The Supreme Court pushed the temporarily stay on an appellate court's mifepristone ruling to late Friday, according to a Wednesday order issued by Justice Sameul Alito.
The top court is currently considering filings from stakeholders—including drugmakers, the plaintiff anti-abortion medical group and the Biden administration—before it makes a decision on restrictions ordered by lower courts.
The temporary stay now expires at 11:59 p.m. on Friday, barring another extension.
April 14
The Supreme Court has placed a temporary hold on an appellate court ruling that restricts access to the abortion drug mifepristone.
Justice Samuel Alito issued an emergency ruling on Friday that stays a decision by the Fifth Circuit Court of Appeals until an emergency briefing on Wednesday. The decision comes after mifepristone maker Danco and the Department of Justice filed emergency requests with the court.
Drug maker Danco filed its emergency request on Friday for a stay of the federal appellate court ruling that was supposed to take effect this weekend.
“The Fifth Circuit’s unprecedented order has created regulatory chaos across the country,” the manufacturer said in the filing.
The court ruled that while mifepristone can remain on the market, it cannot be distributed by mail. It also cannot be prescribed for pregnancies at 10 weeks, reverting back to an earlier requirement of seven weeks.
The Fifth Circuit did overrule a lower court’s decision to suspend the Food and Drug Administration approval for mifepristone, which has been on the market since 2000.
Danco argues that the restrictions though are going to cause a massive “untenable limbo” for the healthcare industry.
FDA, for instance, has to “effectuate a series of extensive approvals to implement the Fifth Circuit’s rollback,” the filing said. “Without those approvals, Danco cannot legally market and distribute mifepristone.”
However, FDA is also under a court order from a federal judge in Washington from making any changes to the regulation and approval of mifepristone in 17 states and the District of Columbia. This is going to cause providers and systems to navigate “uncharted waters,” Danco wrote.
Danco's filing comes as prescriptions for the drug and misoprosotol have increased after the Supreme Court overturned Roe v. Wade last year.
The drug manufacturer also slammed the ruling for overturning settled precedent.
The appellate court took the FDA to task for removing an in-person dispensing requirement in 2016 and changed when the drug can be prescribed from a pregnancy of seven weeks to ten weeks.
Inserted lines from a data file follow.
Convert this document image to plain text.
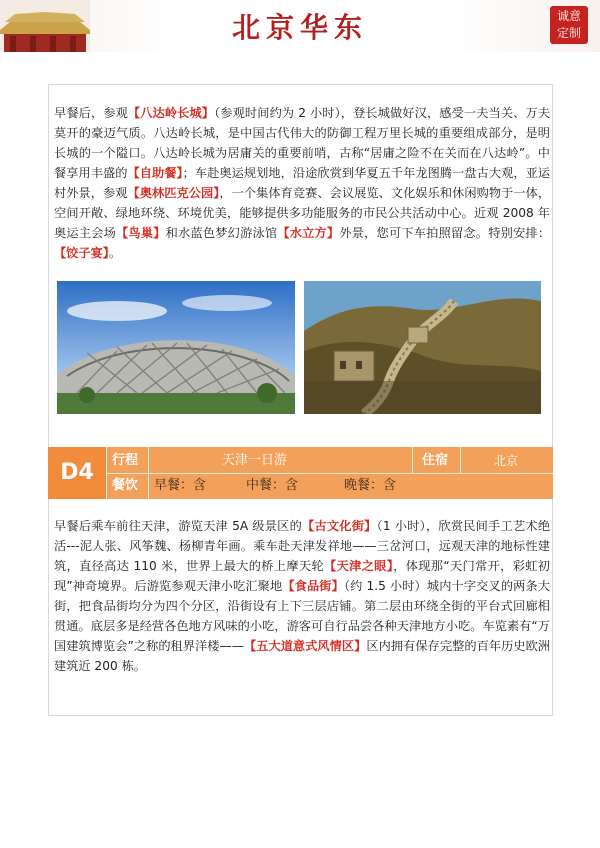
北京华东	诚意
定制
早餐后，参观【八达岭长城】（参观时间约为 2 小时），登长城做好汉，感受一夫当关、万夫莫开的豪迈气质。八达岭长城，是中国古代伟大的防御工程万里长城的重要组成部分，是明长城的一个隘口。八达岭长城为居庸关的重要前哨，古称“居庸之险不在关而在八达岭”。中餐享用丰盛的【自助餐】；车赴奥运规划地，沿途欣赏到华夏五千年龙图腾一盘古大观，亚运村外景，参观【奥林匹克公园】，一个集体育竞赛、会议展览、文化娱乐和休闲购物于一体，空间开敞、绿地环绕、环境优美，能够提供多功能服务的市民公共活动中心。近观 2008 年奥运主会场【鸟巢】和水蓝色梦幻游泳馆【水立方】外景，您可下车拍照留念。特别安排：【饺子宴】。
D4	行程	天津一日游	住宿	北京
餐饮 早餐：含	中餐：含	晚餐：含
早餐后乘车前往天津，游览天津 5A 级景区的【古文化街】（1 小时），欣赏民间手工艺术绝活---泥人张、风筝魏、杨柳青年画。乘车赴天津发祥地——三岔河口，远观天津的地标性建筑，直径高达 110 米，世界上最大的桥上摩天轮【天津之眼】，体现那“天门常开，彩虹初现”神奇境界。后游览参观天津小吃汇聚地【食品街】（约 1.5 小时）城内十字交叉的两条大街，把食品街均分为四个分区，沿街设有上下三层店铺。第二层由环绕全街的平台式回廊相贯通。底层多是经营各色地方风味的小吃，游客可自行品尝各种天津地方小吃。车览素有“万国建筑博览会”之称的租界洋楼——【五大道意式风情区】区内拥有保存完整的百年历史欧洲建筑近 200 栋。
The court ruled that the FDA changed the drug’s approval but did not incorporate any studies into the exact boundaries of the modified approval.
But Danco said the court should have deferred to FDA’s expertise in evaluating data from dozens of clinical trials.
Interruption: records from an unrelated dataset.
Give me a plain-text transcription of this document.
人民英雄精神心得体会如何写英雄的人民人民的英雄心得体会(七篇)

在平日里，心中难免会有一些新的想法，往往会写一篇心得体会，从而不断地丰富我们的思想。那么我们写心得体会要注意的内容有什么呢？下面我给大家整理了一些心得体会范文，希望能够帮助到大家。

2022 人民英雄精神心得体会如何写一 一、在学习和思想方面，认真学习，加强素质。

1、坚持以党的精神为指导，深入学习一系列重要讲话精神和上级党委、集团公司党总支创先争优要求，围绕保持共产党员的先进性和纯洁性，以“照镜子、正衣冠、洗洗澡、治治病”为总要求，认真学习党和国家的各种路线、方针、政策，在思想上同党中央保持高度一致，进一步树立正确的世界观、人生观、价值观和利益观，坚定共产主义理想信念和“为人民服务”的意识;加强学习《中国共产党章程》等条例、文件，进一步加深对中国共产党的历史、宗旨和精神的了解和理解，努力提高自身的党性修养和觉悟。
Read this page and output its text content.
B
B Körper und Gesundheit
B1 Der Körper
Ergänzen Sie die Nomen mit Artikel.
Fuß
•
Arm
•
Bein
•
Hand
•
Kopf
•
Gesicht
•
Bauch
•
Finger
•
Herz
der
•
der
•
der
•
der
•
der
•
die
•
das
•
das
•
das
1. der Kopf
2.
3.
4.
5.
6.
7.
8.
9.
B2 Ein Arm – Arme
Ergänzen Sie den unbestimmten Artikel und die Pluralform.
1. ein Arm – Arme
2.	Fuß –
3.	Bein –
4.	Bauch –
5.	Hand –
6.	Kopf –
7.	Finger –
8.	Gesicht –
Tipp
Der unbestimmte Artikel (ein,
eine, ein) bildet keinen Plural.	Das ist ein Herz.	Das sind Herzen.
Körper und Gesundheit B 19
“The pharmaceutical industry could not have been clearer that such a judicial imposition on FDA of this sort of rigid matching requirement, untethered to anything in the statute or regulations, would be devastating,” Danco wrote. “If that were the rule governing FDA approvals, it would be unlikely that any drug on the market is properly approved.”
Danco called for the high court to stay the appellate court’s and lower court’s rulings in full pending an appeal. It should also have an expedited briefing and argument before the summer recess.
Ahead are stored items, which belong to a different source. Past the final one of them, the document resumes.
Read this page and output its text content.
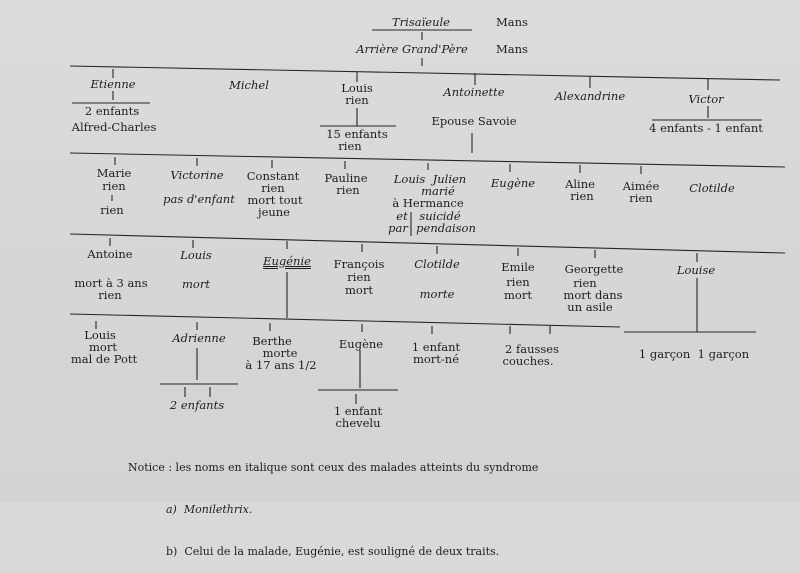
Trisaïeule	Mans
Arrière Grand'Père Mans
Etienne
2 enfants
Alfred-Charles
Michel	Louis
rien
15 enfants
rien
Antoinette
Epouse Savoie
Alexandrine	Victor
4 enfants - 1 enfant
Marie
rien
rien
Victorine
pas d'enfant
Constant
rien
mort tout
jeune
Pauline
rien
Louis  Julien
marié
à Hermance
et
par
suicidé
pendaison
Eugène	Aline
rien
Aimée
rien
Clotilde
Antoine
mort à 3 ans
rien
Louis
mort
Eugénie François
rien
mort
Clotilde
morte
Emile
rien
mort
Georgette
rien
mort dans
un asile
Louise
Louis
mort
mal de Pott
Adrienne
2 enfants
Berthe
morte
à 17 ans 1/2
Eugène
1 enfant
chevelu
1 enfant
mort-né
2 fausses
couches.	1 garçon  1 garçon

Notice : les noms en italique sont ceux des malades atteints du syndrome

a)  Monilethrix.

b)  Celui de la malade, Eugénie, est souligné de deux traits.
The case centers on a lawsuit brought by the anti-abortion group Alliance for Hippocratic Medicine. A lower court ruled that the FDA did not properly take into account the side effects of mifepristone and ignored for decades citizen petitions to strip its approval.
Judge Matt Kaczymaryk originally had stayed his ruling for a week to give the DOJ time to seek an emergency order from the Fifth Circuit.
The lower court applied the ruling nationwide, while the contradictory Washington ruling only applies to the states which sued for relief.